February is when we recognize and celebrate the achievements and contributions of the Black community, known commonly as Black History Month and in some spaces, Black Futures’ Month. Oftentimes the focus can be on the contributions of famous African Americans, rather than those of prolific Black Canadians. Canadian culture is brimming with historic Black Canadians; from political pioneers like Lincoln Alexander, the first Black Lieutenant Governor of Ontario to New Age Toronto artists, like Kwame Delfish, who most recently designed the Black History Month coin for the Royal Canadian Mint.
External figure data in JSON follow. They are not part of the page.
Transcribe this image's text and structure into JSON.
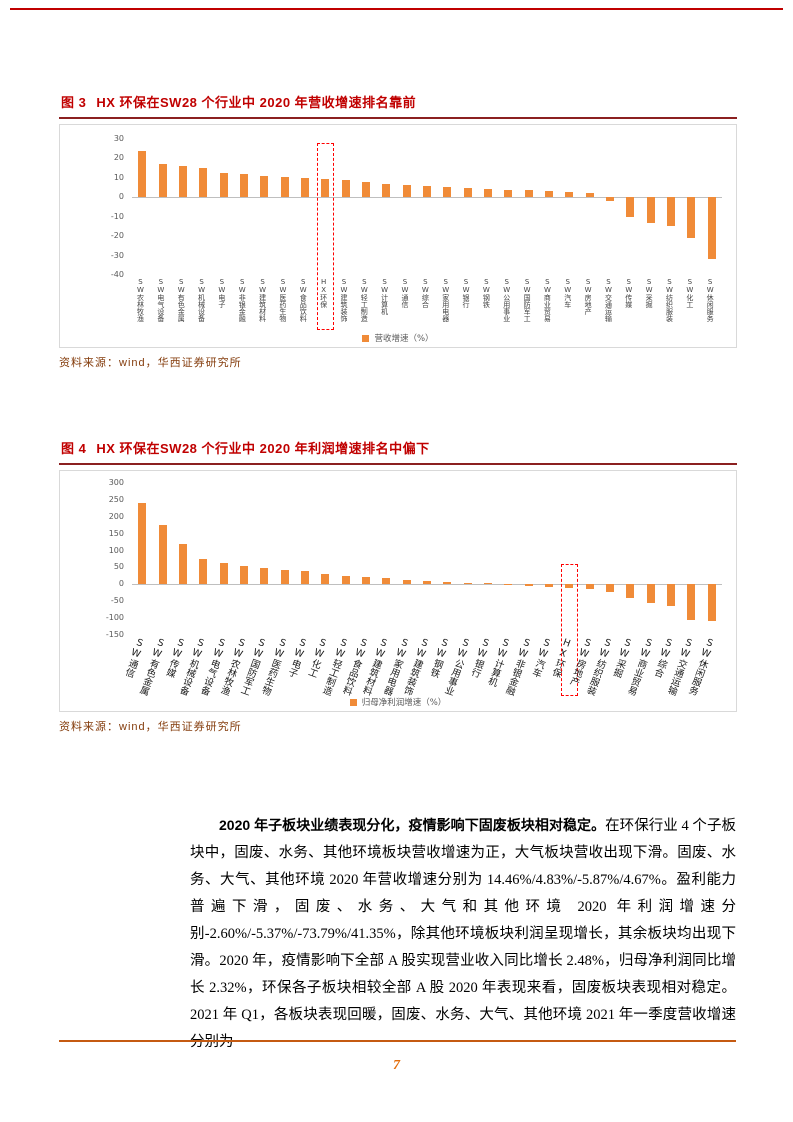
{
  "page": {
    "number": "7"
  },
  "figure3": {
    "label": "图 3",
    "title": "HX 环保在SW28 个行业中 2020 年营收增速排名靠前",
    "source": "资料来源：wind，华西证券研究所"
  },
  "figure4": {
    "label": "图 4",
    "title": "HX 环保在SW28 个行业中 2020 年利润增速排名中偏下",
    "source": "资料来源：wind，华西证券研究所"
  },
  "paragraph": {
    "lead_bold": "2020 年子板块业绩表现分化，疫情影响下固废板块相对稳定。",
    "body": "在环保行业 4 个子板块中，固废、水务、其他环境板块营收增速为正，大气板块营收出现下滑。固废、水务、大气、其他环境 2020 年营收增速分别为 14.46%/4.83%/-5.87%/4.67%。盈利能力普遍下滑，固废、水务、大气和其他环境 2020 年利润增速分别-2.60%/-5.37%/-73.79%/41.35%，除其他环境板块利润呈现增长，其余板块均出现下滑。2020 年，疫情影响下全部 A 股实现营业收入同比增长 2.48%，归母净利润同比增长 2.32%，环保各子板块相较全部 A 股 2020 年表现来看，固废板块表现相对稳定。2021 年 Q1，各板块表现回暖，固废、水务、大气、其他环境 2021 年一季度营收增速分别为"
  },
  "colors": {
    "bar_orange": "#F08B38",
    "title_red": "#C00000",
    "title_rule_dark_red": "#8B2020",
    "source_brown": "#843C0C",
    "footer_rule_orange": "#C55A11",
    "page_number_orange": "#E36C09",
    "highlight_dashed_red": "#FF0000"
  },
  "chart_data": [
    {
      "type": "bar",
      "title": "HX 环保在SW28 个行业中 2020 年营收增速排名靠前",
      "legend": "营收增速（%）",
      "legend_position": "bottom",
      "grid": false,
      "xlabel": "",
      "ylabel": "",
      "ylim": [
        -40,
        30
      ],
      "yticks": [
        30,
        20,
        10,
        0,
        -10,
        -20,
        -30,
        -40
      ],
      "highlight": "HX环保",
      "categories": [
        "SW农林牧渔",
        "SW电气设备",
        "SW有色金属",
        "SW机械设备",
        "SW电子",
        "SW非银金融",
        "SW建筑材料",
        "SW医药生物",
        "SW食品饮料",
        "HX环保",
        "SW建筑装饰",
        "SW轻工制造",
        "SW计算机",
        "SW通信",
        "SW综合",
        "SW家用电器",
        "SW银行",
        "SW钢铁",
        "SW公用事业",
        "SW国防军工",
        "SW商业贸易",
        "SW汽车",
        "SW房地产",
        "SW交通运输",
        "SW传媒",
        "SW采掘",
        "SW纺织服装",
        "SW化工",
        "SW休闲服务"
      ],
      "values": [
        24,
        17,
        16,
        15,
        12.5,
        12,
        11,
        10.5,
        10,
        9.5,
        9,
        8,
        7,
        6.5,
        6,
        5.5,
        5,
        4.5,
        4,
        3.5,
        3,
        2.5,
        2,
        -2,
        -10,
        -13,
        -15,
        -21,
        -32
      ]
    },
    {
      "type": "bar",
      "title": "HX 环保在SW28 个行业中 2020 年利润增速排名中偏下",
      "legend": "归母净利润增速（%）",
      "legend_position": "bottom",
      "grid": false,
      "xlabel": "",
      "ylabel": "",
      "ylim": [
        -150,
        300
      ],
      "yticks": [
        300,
        250,
        200,
        150,
        100,
        50,
        0,
        -50,
        -100,
        -150
      ],
      "highlight": "HX环保",
      "categories": [
        "SW通信",
        "SW有色金属",
        "SW传媒",
        "SW机械设备",
        "SW电气设备",
        "SW农林牧渔",
        "SW国防军工",
        "SW医药生物",
        "SW电子",
        "SW化工",
        "SW轻工制造",
        "SW食品饮料",
        "SW建筑材料",
        "SW家用电器",
        "SW建筑装饰",
        "SW钢铁",
        "SW公用事业",
        "SW银行",
        "SW计算机",
        "SW非银金融",
        "SW汽车",
        "HX环保",
        "SW房地产",
        "SW纺织服装",
        "SW采掘",
        "SW商业贸易",
        "SW综合",
        "SW交通运输",
        "SW休闲服务"
      ],
      "values": [
        240,
        175,
        120,
        75,
        62,
        55,
        48,
        42,
        38,
        30,
        26,
        22,
        18,
        14,
        10,
        7,
        5,
        4,
        2,
        -4,
        -7,
        -10,
        -15,
        -22,
        -40,
        -55,
        -65,
        -105,
        -110
      ]
    }
  ]
}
Toronto is arguably one of the most unique places in the world. Our diversity, homegrown talent, and contributions to the artistic landscape are gaining traction, as more notably figures are being recognized. Dwayne Morgan, known to many as “The Godfather ” of Canadian spoken word, is hosting a dynamic spoken word concert, When Sisters Speak, as part of the Kuumba Festival’s Black Futures Month celebrations. Morgan, a Scarborough native, has an expansive repertoire as an artist spanning the last 30 years and uses his platform to promote the positive contributions of both African Canadian and urban influenced artists. Up From the Roots Entertainment was created by Morgan in response to the lack of spaces available for BIPOC artists to thrive creatively.
Developing connections appears to be Morgan’s specialty; the self-described connector has established relationships globally, offering him the power to amplify the Black voice unapologetically and uncensored. Despite the accolades, Morgan remains humble, offering instead to magnify the voices and stories of other Black artists. When Sisters Speak focuses on the stories of ensemble cast: Masterpiece, Shanelle Gabriel, Desiree Mckenzie, Sydellia Ndiaye, Roya Marsh and Truth Is. Each member of this ensemble cast offers glimpses into the intersectionality that is Blackness.
Morgan offered, he felt the need to support a space for women to tell their stories uncensored and unapologetically. Oftentimes, the voice of Black women is unheard; Morgan identifies this as a motivating factor to showcase these artists and their stories. Morgan posits, “Ultimately, the goal is for Black women to feel seen by seeing themselves reflected from the stage, but it’s also important for the rest of us to have a better understanding of what life is like in the body of Black women. There is a deeper understanding that is intended for those of us who aren’t Black women”.
When Sisters Speak is simply one element of this year’s Kuumba Festival. Kuumba has been running for 28 years with a focus on Black Future’s Month. The festival takes place at Harbourfront Centre and runs from February 1-28. Kuumba offers both virtual and in-person activities and performance throughout February, which highlight the artistic expression of members of the Afro-diaspora. Morgan notes, “…For 30 years, Kuumba has been a vital space to share our ideas and celebrate Black Futures…”; with over 20 artists being showcased throughout the month, there are plenty of events, ticketed and free, for folks to explore Black history, Black Futures and the Black voice. The curtains rise for When Sisters Speak on February 11, 2023. The doors open at 7:30 pm and the show runs from 8:00 pm until 11:00 pm.